When I was seven, I decided I didn’t feel like going to school and wanted to get a little bit sick, so in the dead of winter, I went outside on our balcony in my night clothes and barefoot, and ate some snow. It was kind of a thing among the kids that if you eat snow, you’ll get sick. Actually, there were a lot of things that could make you sick, at least according to my grandmother. She used to say that “All colds start from your… neck, head, hands, feet…” or whatever part of me that wasn’t perfectly bundled.
So, I ate some snow. Then, a few days later, I woke up in the middle of the night with fever and a really bad abdominal pain on the right side, and they called an emergency doctor to come to the house – because this was in the days when doctors came to houses. The doctor showed up, looking half asleep. He poked me in the belly and said, “Does that hurt?”
I said it did, though I think it would hurt any one if they got poked in the belly like that. But they took me away thinking I had appendicitis – did I go in an ambulance? I don’t remember at all, but I do remember seeing a doctor at the hospital who unceremoniously stuck a gloved finger up my bum, and then eyed me critically in my skimpy pajamas, said that we’d be walking through a drafty stairway, put a jacket over me and walked me up the aforementioned set of drafty stairs to get a chest X-ray. And I remember thinking, “Did this random jacket come from (gasp!) a child who died?!” I later asked my mom and she was horrified, “Of course not!” she said. But I don’t know that I believed her.

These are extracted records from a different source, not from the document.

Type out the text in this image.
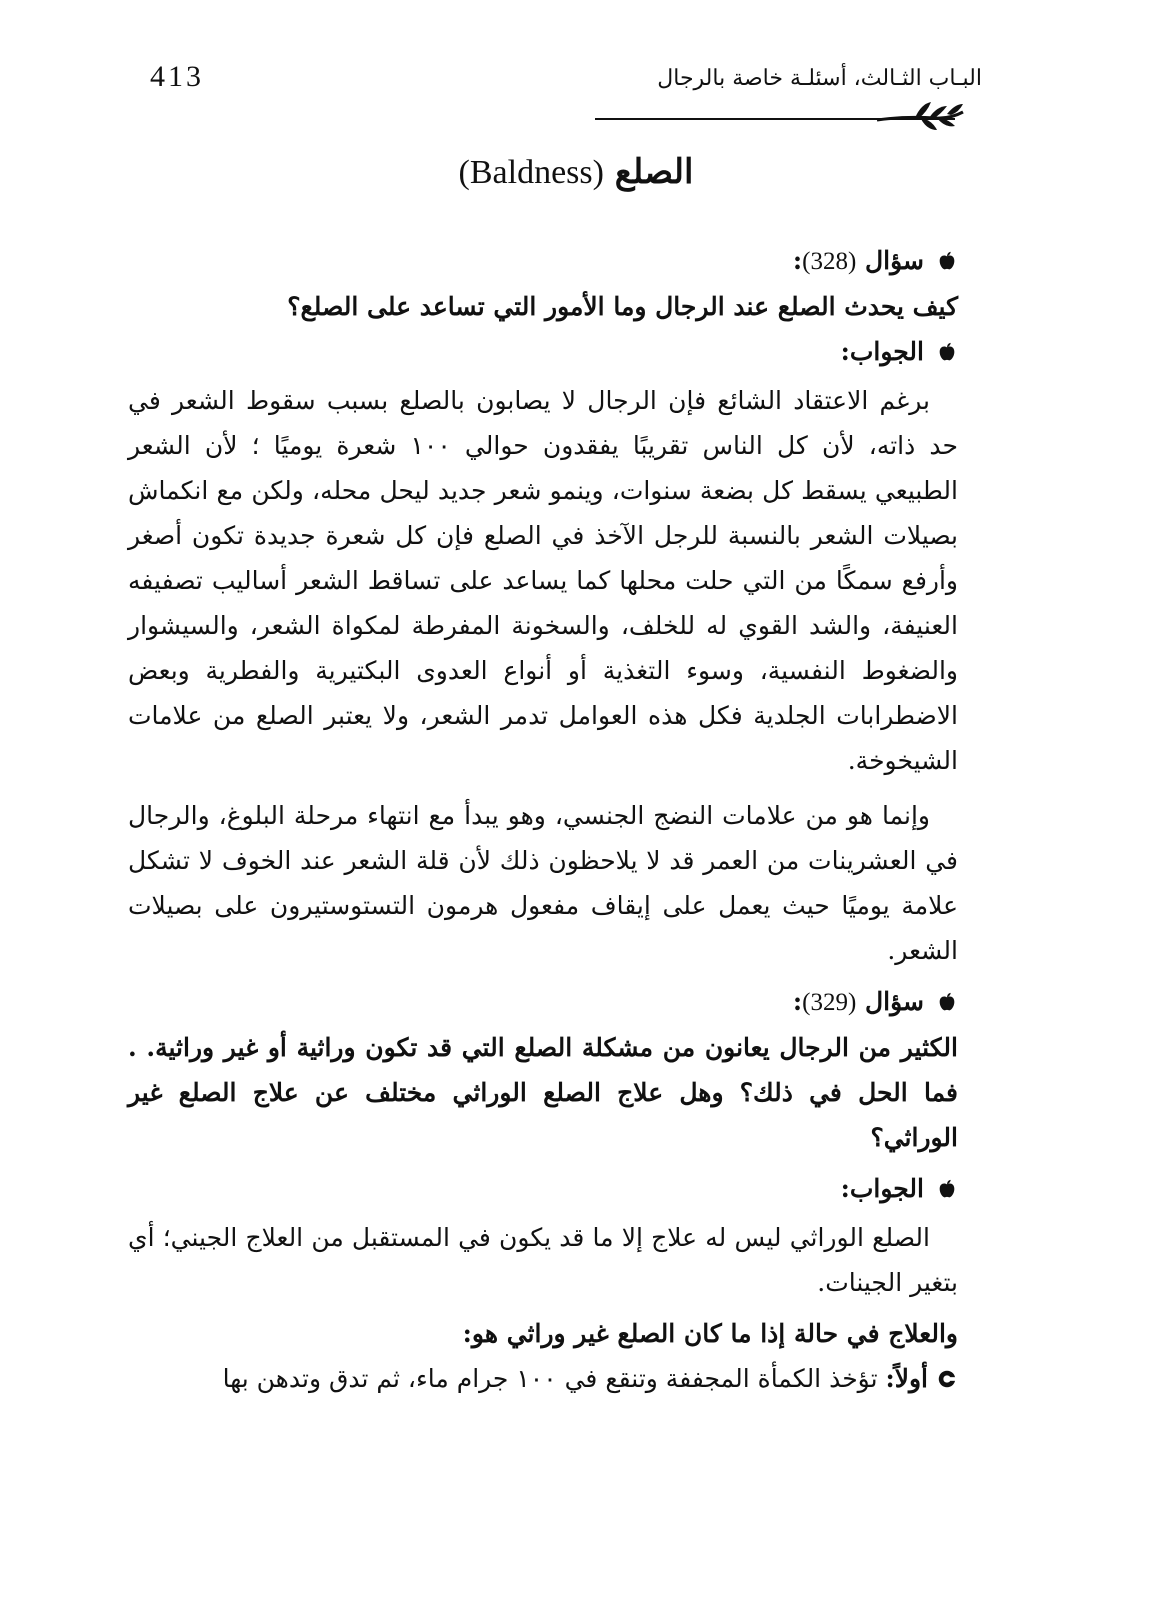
413	البـاب الثـالث، أسئلـة خاصة بالرجال
الصلع (Baldness)

سؤال (328):

كيف يحدث الصلع عند الرجال وما الأمور التي تساعد على الصلع؟

الجواب:

برغم الاعتقاد الشائع فإن الرجال لا يصابون بالصلع بسبب سقوط الشعر في حد ذاته، لأن كل الناس تقريبًا يفقدون حوالي ١٠٠ شعرة يوميًا ؛ لأن الشعر الطبيعي يسقط كل بضعة سنوات، وينمو شعر جديد ليحل محله، ولكن مع انكماش بصيلات الشعر بالنسبة للرجل الآخذ في الصلع فإن كل شعرة جديدة تكون أصغر وأرفع سمكًا من التي حلت محلها كما يساعد على تساقط الشعر أساليب تصفيفه العنيفة، والشد القوي له للخلف، والسخونة المفرطة لمكواة الشعر، والسيشوار والضغوط النفسية، وسوء التغذية أو أنواع العدوى البكتيرية والفطرية وبعض الاضطرابات الجلدية فكل هذه العوامل تدمر الشعر، ولا يعتبر الصلع من علامات الشيخوخة.

وإنما هو من علامات النضج الجنسي، وهو يبدأ مع انتهاء مرحلة البلوغ، والرجال في العشرينات من العمر قد لا يلاحظون ذلك لأن قلة الشعر عند الخوف لا تشكل علامة يوميًا حيث يعمل على إيقاف مفعول هرمون التستوستيرون على بصيلات الشعر.

سؤال (329):

الكثير من الرجال يعانون من مشكلة الصلع التي قد تكون وراثية أو غير وراثية. . فما الحل في ذلك؟ وهل علاج الصلع الوراثي مختلف عن علاج الصلع غير الوراثي؟

الجواب:

الصلع الوراثي ليس له علاج إلا ما قد يكون في المستقبل من العلاج الجيني؛ أي بتغير الجينات.

والعلاج في حالة إذا ما كان الصلع غير وراثي هو:

أولاً: تؤخذ الكمأة المجففة وتنقع في ١٠٠ جرام ماء، ثم تدق وتدهن بها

Anyway, I had pneumonia, not appendicitis, and I was in the hospital for three days getting shots of penicillin. We were five girls in a room, and across the street was a cemetery! And I remember thinking that it is just wrong to put a cemetery across from a hospital Soviet hospitals didn’t allow parents to visit either. One day, the nurse showed up and said, “It’s your dad. He’s here. He is going to be allowed to see you because he is going on a trip.” And they took me out to a common area, where my dad was waiting bearing gifts of candy and toilet paper, and new pajamas.
“What trip are you going on?” I asked, and he said, “I’m not, but sssh! It’s the only way they’d let anyone see you!”
I didn’t get his gifts, though. Not right away. The toilet paper went to the bathroom and as for the candy, there was a big cupboard in the hallway where the nurses kept the treats our estranged parents dropped off for us, and that’s where they locked it up. After I stopped getting horrible fevers, it became fun to be in the hospital, like summer camp. We’d doodled and read books to each other, told stories, and sometimes, we’d sneak in the treat cupboard, sliding on the hard wood floor in our socks, and steal caramels, colored pencils, books, and other things when the nurses weren’t looking.
After they sent me home, I was stuck at home quarantined for another two weeks, and a doctor came to my house every day to give me shots. One time, when it was deemed safe to have visitors, a friend came over with his mom, but it was time for my shot, and while my friend was being given milk and cookies in the kitchen, I was sequestered in my room without pants on waiting for the doctor, and I was so embarrassed about my predicament…
The funny thing is, the next year, I tried the same trick: eating a little snow while barefoot while no one was looking. It only got me a slight cold. The next year after that, it didn’t affect me at all. Like I developed an immunity to snow or something.
Anyway, when I started medical school, and they told us that cold weather and snow and wet feet doesn’t actually cause colds, I was like, woah woah woah. Hold your horses. HOLD ON.
hahahaha. Sometimes, you just gotta believe the grandma.